Ahmed Ouyahia est un personnage décidément indécrottable. Cette semaine, il en a fait, à nouveau, la démonstration. Ramassé à la petite cuillère par Amar Saâdani, qui a refusé ses offres d’alliance insistantes, parce qu’il ne lui « fait pas confiance politiquement », le voilà de nouveau sortir la grosse artillerie contre l’opposition, cet ennemi facile.
Histoire probablement de faire oublier les humiliations qui lui sont infligées par le chef du FLN, Ahmed Ouyahia a donc choisi le 8 mars, journée internationale des droits des femmes, pour apparaitre sous les oripeaux d’un preux chef de parti à l’offensive et surtout soucieux des « intérêts supérieurs de la nation ». Il est vrai qu’il a besoin de cultiver l’image d’un chef autoritaire, prêt à l’abordage, pour se grandir aux yeux des militants du parti à quelques mois de l’élection du secrétaire général du RND.
Mais, Ouyahia a-t-il vraiment besoin de « vomir » ainsi sur l’opposition, de la vilipender, de l’accuser de haute trahison, alors que la match est vendu d’avance pour son sacre à la tête du RND ? A moins que ses tartarinades bravaches, dont il est coutumier, ne visent qu’ à envoyer des gages d’allégeance à qui de droit.
Mais toujours est-il, rien ne justifie le procès en trahison qu’il a fait à l’opposition, dont on se demande d’ailleurs pourquoi elle n’a pas encore réagi. Car les propos d’Ouyahia sont gravissimes. Qu’ a-t-il dit en substance ? La veille de la célébration de la fête de la femme, c’est-à-dire le 7 mars, Nouara Djaffar, membre de la direction nationale a lu aux militantes du parti un message du secrétaire général par intérim. Au lieu de concentrer son propos sur la cérémonie, voire sur les acquis de la femme algérienne, surtout avec la nouvelle constitution qui lui confère de nouveaux droits, Si Hmed gratifie l’opposition d’un joli bouquet d’accusations.

En vrac, il trouve que cette opposition se réjouit des difficultés actuelles du pays. Que son seul objectif est de prendre le pouvoir, sans avoir de propositions à faire valoir. Que -et c’est là le plus grave- cette opposition ne serait qu’un relai des forces extérieures qui cherchent à reproduire coûte que coûte un « printemps arabe »en Algérie.
Ainsi donc, l’opposition est promue malgré elle au rang de cinquième colonne. Pas moins ! Mais si le chef du RND a les preuves de ces accusations, qu’attend-t-il alors pour les mettre à la disposition de la justice ?
Un mélange des genres qui nuit l’image consensuelle du président Bouteflika
Les observateurs auraient pu mettre les charges récurrentes d’Ouyahia contre l’opposition sur le compte des classiques querelles politiciennes entre partis politiques en besoin de positionnement.

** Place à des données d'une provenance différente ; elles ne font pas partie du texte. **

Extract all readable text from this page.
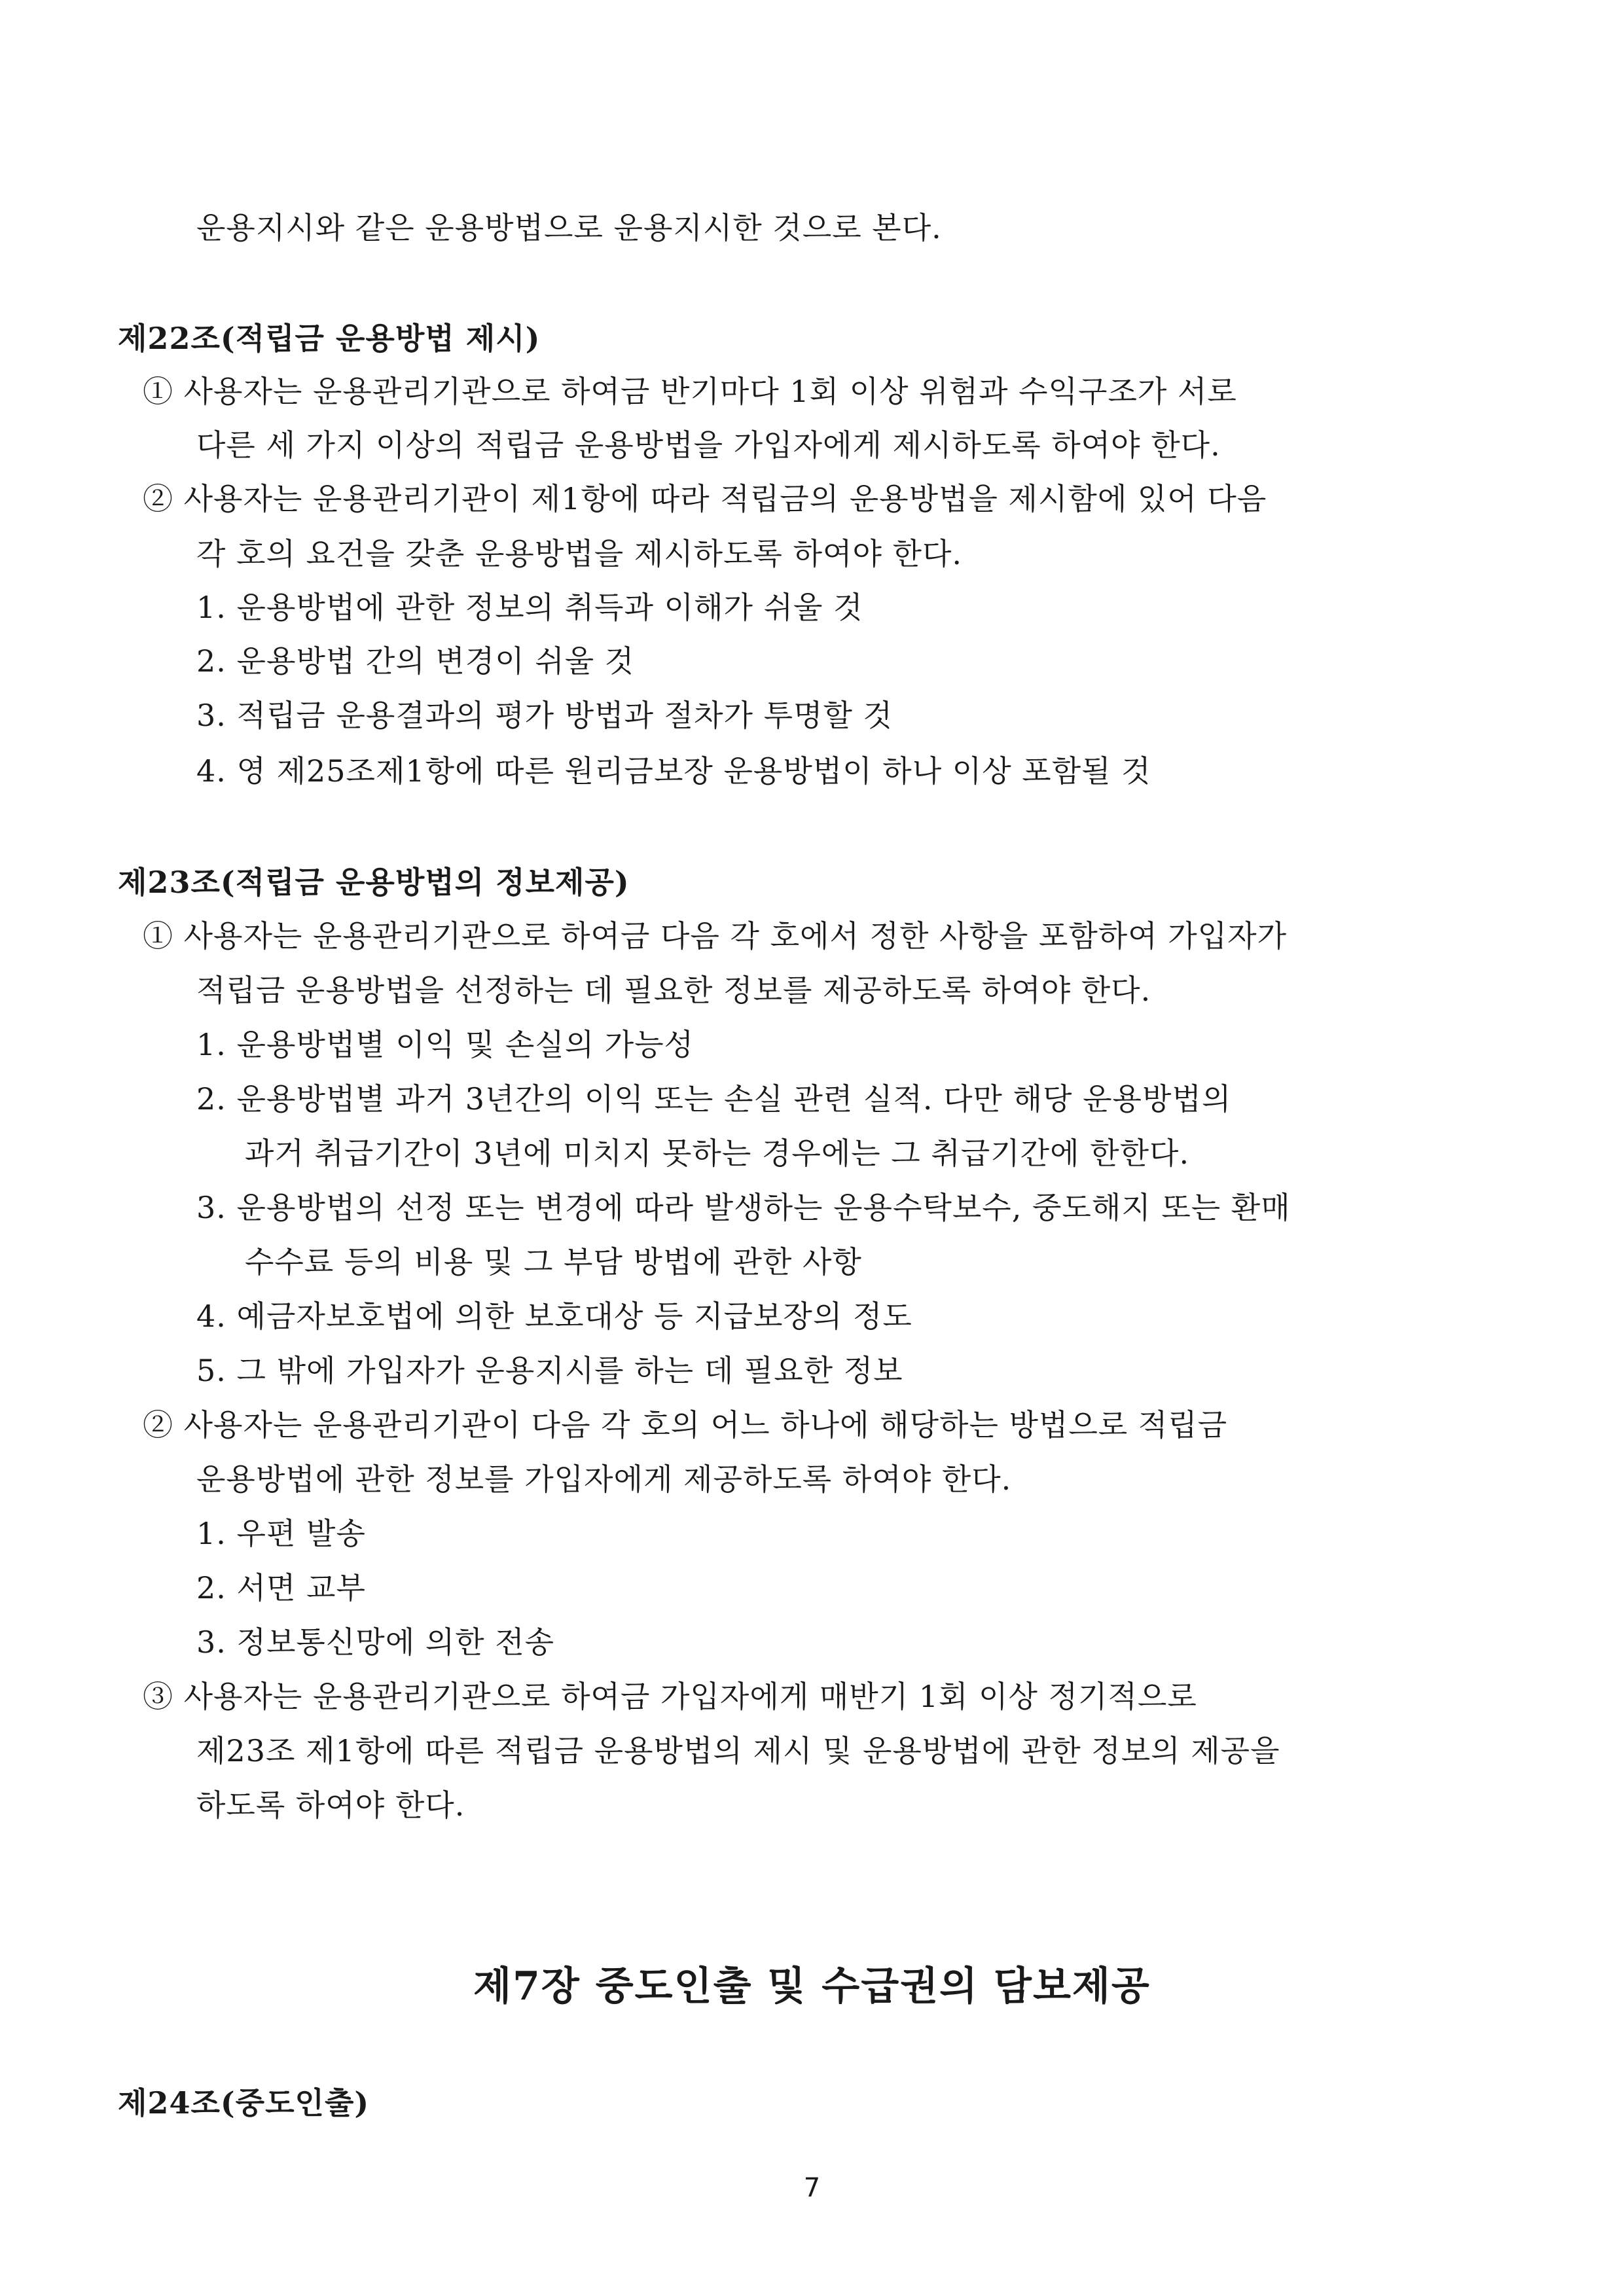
운용지시와 같은 운용방법으로 운용지시한 것으로 본다.
제22조(적립금 운용방법 제시)
① 사용자는 운용관리기관으로 하여금 반기마다 1회 이상 위험과 수익구조가 서로
다른 세 가지 이상의 적립금 운용방법을 가입자에게 제시하도록 하여야 한다.
② 사용자는 운용관리기관이 제1항에 따라 적립금의 운용방법을 제시함에 있어 다음
각 호의 요건을 갖춘 운용방법을 제시하도록 하여야 한다.
1. 운용방법에 관한 정보의 취득과 이해가 쉬울 것
2. 운용방법 간의 변경이 쉬울 것
3. 적립금 운용결과의 평가 방법과 절차가 투명할 것
4. 영 제25조제1항에 따른 원리금보장 운용방법이 하나 이상 포함될 것
제23조(적립금 운용방법의 정보제공)
① 사용자는 운용관리기관으로 하여금 다음 각 호에서 정한 사항을 포함하여 가입자가
적립금 운용방법을 선정하는 데 필요한 정보를 제공하도록 하여야 한다.
1. 운용방법별 이익 및 손실의 가능성
2. 운용방법별 과거 3년간의 이익 또는 손실 관련 실적. 다만 해당 운용방법의
과거 취급기간이 3년에 미치지 못하는 경우에는 그 취급기간에 한한다.
3. 운용방법의 선정 또는 변경에 따라 발생하는 운용수탁보수, 중도해지 또는 환매
수수료 등의 비용 및 그 부담 방법에 관한 사항
4. 예금자보호법에 의한 보호대상 등 지급보장의 정도
5. 그 밖에 가입자가 운용지시를 하는 데 필요한 정보
② 사용자는 운용관리기관이 다음 각 호의 어느 하나에 해당하는 방법으로 적립금
운용방법에 관한 정보를 가입자에게 제공하도록 하여야 한다.
1. 우편 발송
2. 서면 교부
3. 정보통신망에 의한 전송
③ 사용자는 운용관리기관으로 하여금 가입자에게 매반기 1회 이상 정기적으로
제23조 제1항에 따른 적립금 운용방법의 제시 및 운용방법에 관한 정보의 제공을
하도록 하여야 한다.
제7장 중도인출 및 수급권의 담보제공
제24조(중도인출)
7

Mais dans son cas, cette lecture n’est pas pertinente. Pour la simple raison qu’il est aussi Directeur de cabinet du président de la république. Une fonction qui lui impose de la retenue, de la réserve, mais surtout une hauteur par rapport à la mêlée politique.
Même s’il prend à chacune des ses sorties la précaution de dire qu’il parle en tant que chef du RND, qu’il le veuille ou non, Ouayahia implique dans ses outrances partisanes le président de la république. D’autant que nous ne croyons pas que le président Bouteflika soit actuellement animé de desseins hostiles à l’égard des partis de l’opposition pour lesquels il a le plus grand respect.
Preuve de ce respect, la dernière révision de la constitution dans laquelle plusieurs nouvelles dispositions confortent le rôle de l’opposition qui reste un acteur incontournable dans l’échiquier politique. Cette double casquette d’Ouyahia, autant elle lui profite, autant elle nuit l’image consensuelle du président Bouteflika qui se doit, par conséquent, de mettre fin à cette situation de mélange des genres pour le moins inadmissible sur le plan de l’éthique politique.